São Paulo, 21 (AE) - Dentro do processo de modelagem da privatização do Banco do Estado de São Paulo (Banespa), hoje controlado pela União, poderá ser criado um espaço para o leilão de dívidas não recebidas que chegam a US$ 6 bilhões. O valor refere-se aos calotes aplicados no banco nos últimos 15 anos. A idéia de cobrar os US$ 6 bilhões através de leilões visa atrair grandes companhias de cobranças do País, que comprariam os papéis com algum deságio, mas posteriormente teriam o livre direito de resgatá-los, até mesmo com ágio. Por enquanto, isto não passa de um estudo discutido com o Banco Central, que controla o banco paulista.

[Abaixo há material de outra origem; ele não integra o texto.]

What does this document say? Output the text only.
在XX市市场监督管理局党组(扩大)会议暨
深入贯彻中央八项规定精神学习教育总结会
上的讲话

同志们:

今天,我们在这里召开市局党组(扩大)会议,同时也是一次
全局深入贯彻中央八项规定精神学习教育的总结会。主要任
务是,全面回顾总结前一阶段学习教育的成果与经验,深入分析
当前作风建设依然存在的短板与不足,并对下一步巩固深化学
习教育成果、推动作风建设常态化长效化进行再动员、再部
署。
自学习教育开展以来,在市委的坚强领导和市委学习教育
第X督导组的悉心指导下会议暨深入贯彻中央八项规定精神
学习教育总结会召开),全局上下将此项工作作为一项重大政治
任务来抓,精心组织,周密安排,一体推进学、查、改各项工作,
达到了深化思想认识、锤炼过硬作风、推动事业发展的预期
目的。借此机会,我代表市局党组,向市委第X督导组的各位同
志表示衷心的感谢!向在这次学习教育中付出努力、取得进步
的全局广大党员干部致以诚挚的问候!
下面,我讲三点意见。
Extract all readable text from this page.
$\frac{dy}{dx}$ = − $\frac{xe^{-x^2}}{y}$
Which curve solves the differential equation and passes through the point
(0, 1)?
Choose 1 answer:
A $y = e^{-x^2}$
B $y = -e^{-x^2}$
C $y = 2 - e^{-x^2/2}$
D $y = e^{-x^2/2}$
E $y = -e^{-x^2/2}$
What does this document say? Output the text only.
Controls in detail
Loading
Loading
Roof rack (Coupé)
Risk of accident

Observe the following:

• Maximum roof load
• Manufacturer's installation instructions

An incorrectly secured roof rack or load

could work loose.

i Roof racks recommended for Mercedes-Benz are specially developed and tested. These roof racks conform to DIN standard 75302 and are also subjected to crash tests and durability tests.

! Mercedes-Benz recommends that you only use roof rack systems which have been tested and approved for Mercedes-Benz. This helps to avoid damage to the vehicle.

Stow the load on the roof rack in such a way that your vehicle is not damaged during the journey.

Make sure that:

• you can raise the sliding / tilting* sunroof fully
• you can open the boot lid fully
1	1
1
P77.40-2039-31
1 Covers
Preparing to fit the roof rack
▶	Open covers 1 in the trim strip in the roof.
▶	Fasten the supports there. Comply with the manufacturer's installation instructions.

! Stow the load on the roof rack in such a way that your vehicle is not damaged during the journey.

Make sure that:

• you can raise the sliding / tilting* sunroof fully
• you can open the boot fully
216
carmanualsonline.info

Atualmente, o Banespa não dispõe de infra-estrutura para cobrança de todas as dívidas. Com o leilão, quem arrematar as dívidas obterá um deságio, o que significa que poderá ganhar na cobrança. "Poderá até ganhar ativos de quem deve", explicou um executivo do banco envolvido nesse estudo do leilão das dívidas de grande porte da instituição.
Tramitam hoje em São Paulo e fora do Estado mais de 25 mil ações do Banespa que buscam receber o pagamento por dívidas contraídas por clientes e não pagas, como a da Cooperativa Agricola de Cotia, Vasp, ou Paraquímica. O portfólio de dívidas do Banespa também tem quantias inferiores a R$ 30 mil para receber. Essas dívidas, consideradas pequenas, deverão ser tercerizadas, passando para empresas especializadas neste tipo de cobrança. Privatização - Dentro do Banespa há a idéia de que sua privatização venha a ocorrer no segundo semestre. Os processos de auditoria e modelagem completas (tanto do governo federal como do Estado, feita pelo Banco Fator) estão em fase final de execução, já havendo discussões com as duas partes com quem faz a modelagem da privatização.